Since the mini data is a .csv file instead of a .dta file, you use read.csv().  In the options, you add row.names=1 so that it does not give you an extra column of row numbers.  (If you want to see what I mean, take that option out and run it.  You'll have an extra variable.)  I also set it to not import string variables as factor variables. 

Then, in the merge command, you tell it to merge your existing dataset with the new dataset.  Then you tell it which variables to match the data on.  We tell it to match by `opeid6`, `name`, `city`, and `main`.  
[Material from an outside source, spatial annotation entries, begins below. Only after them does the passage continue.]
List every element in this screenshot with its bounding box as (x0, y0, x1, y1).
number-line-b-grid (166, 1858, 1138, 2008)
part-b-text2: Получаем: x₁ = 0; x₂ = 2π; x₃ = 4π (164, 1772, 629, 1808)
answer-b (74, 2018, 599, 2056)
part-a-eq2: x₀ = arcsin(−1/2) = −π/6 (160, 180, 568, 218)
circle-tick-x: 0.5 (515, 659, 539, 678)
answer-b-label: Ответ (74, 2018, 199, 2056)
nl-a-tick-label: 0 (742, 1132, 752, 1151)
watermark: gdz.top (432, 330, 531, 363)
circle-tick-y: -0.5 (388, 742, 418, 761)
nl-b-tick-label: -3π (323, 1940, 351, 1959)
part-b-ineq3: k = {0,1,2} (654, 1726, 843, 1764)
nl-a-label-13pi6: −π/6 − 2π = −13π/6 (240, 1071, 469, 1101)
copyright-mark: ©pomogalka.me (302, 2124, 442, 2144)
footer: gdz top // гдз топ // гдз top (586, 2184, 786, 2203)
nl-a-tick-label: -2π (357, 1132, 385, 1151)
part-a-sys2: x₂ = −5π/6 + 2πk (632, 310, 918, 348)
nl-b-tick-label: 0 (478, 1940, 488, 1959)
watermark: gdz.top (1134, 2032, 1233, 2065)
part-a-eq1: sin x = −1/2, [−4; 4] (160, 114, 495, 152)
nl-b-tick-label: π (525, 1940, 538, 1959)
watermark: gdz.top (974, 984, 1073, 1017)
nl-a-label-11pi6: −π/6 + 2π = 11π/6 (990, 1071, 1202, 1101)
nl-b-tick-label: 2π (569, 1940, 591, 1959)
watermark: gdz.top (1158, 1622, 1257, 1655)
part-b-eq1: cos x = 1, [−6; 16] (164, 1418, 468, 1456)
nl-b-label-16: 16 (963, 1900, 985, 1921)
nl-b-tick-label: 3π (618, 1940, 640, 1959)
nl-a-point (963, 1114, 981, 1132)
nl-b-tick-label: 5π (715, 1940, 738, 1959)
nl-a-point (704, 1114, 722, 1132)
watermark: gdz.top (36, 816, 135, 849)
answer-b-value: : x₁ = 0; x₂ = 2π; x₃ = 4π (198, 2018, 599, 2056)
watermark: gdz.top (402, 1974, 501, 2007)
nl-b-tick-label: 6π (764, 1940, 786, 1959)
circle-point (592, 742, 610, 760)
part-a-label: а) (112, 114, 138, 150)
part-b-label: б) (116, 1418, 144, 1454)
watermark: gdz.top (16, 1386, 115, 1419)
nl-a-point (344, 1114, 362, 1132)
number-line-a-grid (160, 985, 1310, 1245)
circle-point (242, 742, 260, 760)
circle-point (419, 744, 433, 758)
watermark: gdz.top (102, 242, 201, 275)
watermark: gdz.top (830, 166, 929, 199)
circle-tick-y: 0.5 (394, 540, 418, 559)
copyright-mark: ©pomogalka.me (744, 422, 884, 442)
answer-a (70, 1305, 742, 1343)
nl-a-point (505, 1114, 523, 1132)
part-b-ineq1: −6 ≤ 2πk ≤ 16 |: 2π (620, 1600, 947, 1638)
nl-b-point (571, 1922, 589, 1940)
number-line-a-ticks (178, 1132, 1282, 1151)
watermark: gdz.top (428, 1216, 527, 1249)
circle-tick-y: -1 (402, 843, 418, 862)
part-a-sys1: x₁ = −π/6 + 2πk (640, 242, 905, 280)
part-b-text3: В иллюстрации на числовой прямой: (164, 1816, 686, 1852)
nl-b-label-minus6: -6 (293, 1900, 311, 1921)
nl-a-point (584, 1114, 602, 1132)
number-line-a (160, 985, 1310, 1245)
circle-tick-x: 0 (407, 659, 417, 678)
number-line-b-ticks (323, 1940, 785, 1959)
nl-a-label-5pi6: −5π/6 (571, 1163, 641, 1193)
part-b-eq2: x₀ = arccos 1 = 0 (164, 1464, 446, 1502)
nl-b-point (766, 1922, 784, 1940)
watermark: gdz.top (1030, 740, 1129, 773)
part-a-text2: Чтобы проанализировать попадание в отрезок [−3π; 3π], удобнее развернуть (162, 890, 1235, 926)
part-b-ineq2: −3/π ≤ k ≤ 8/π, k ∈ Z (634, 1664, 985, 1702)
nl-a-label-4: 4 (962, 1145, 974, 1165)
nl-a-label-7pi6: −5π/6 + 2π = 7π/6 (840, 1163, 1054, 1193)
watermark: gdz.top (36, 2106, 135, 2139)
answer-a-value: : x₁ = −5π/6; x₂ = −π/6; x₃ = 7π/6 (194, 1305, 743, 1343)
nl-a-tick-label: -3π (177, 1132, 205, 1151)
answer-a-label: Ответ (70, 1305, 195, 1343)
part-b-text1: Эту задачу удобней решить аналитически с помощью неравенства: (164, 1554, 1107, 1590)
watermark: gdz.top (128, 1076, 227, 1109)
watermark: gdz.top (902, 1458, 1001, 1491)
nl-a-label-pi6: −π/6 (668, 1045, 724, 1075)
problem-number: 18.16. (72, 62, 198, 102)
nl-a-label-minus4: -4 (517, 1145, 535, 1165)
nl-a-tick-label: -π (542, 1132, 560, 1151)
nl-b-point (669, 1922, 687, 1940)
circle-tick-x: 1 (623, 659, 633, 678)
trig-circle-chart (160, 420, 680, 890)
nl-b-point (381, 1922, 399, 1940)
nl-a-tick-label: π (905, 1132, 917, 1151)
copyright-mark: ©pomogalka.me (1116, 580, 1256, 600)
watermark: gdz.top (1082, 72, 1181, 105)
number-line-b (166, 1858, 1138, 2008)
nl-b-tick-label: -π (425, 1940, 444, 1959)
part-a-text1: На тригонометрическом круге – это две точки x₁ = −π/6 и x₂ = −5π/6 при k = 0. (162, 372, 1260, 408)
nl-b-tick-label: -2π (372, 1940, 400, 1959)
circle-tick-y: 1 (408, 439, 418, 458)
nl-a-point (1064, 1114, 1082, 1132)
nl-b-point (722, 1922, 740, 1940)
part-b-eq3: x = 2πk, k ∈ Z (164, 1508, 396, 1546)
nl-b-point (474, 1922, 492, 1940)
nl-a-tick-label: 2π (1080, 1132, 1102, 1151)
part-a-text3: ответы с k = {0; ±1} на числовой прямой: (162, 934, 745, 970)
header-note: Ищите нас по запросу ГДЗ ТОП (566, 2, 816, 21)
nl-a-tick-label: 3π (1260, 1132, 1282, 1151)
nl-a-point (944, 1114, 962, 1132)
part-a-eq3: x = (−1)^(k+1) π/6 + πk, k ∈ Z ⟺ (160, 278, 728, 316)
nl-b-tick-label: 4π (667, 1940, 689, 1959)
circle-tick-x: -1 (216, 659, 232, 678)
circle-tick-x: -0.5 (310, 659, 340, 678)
You may have noticed there are a few extra observations in the merged data set.  This occurs because there are a few duplicate observations by `opeid6`, `instnm`, `city`, and `main` and it matches each combination of those.  For example, "ITT Technical Institute-Madison" has locations in Madison, AL, Madison, WI, and Madison, MS.  If we were going to do more with this data, we would want to fix this issue.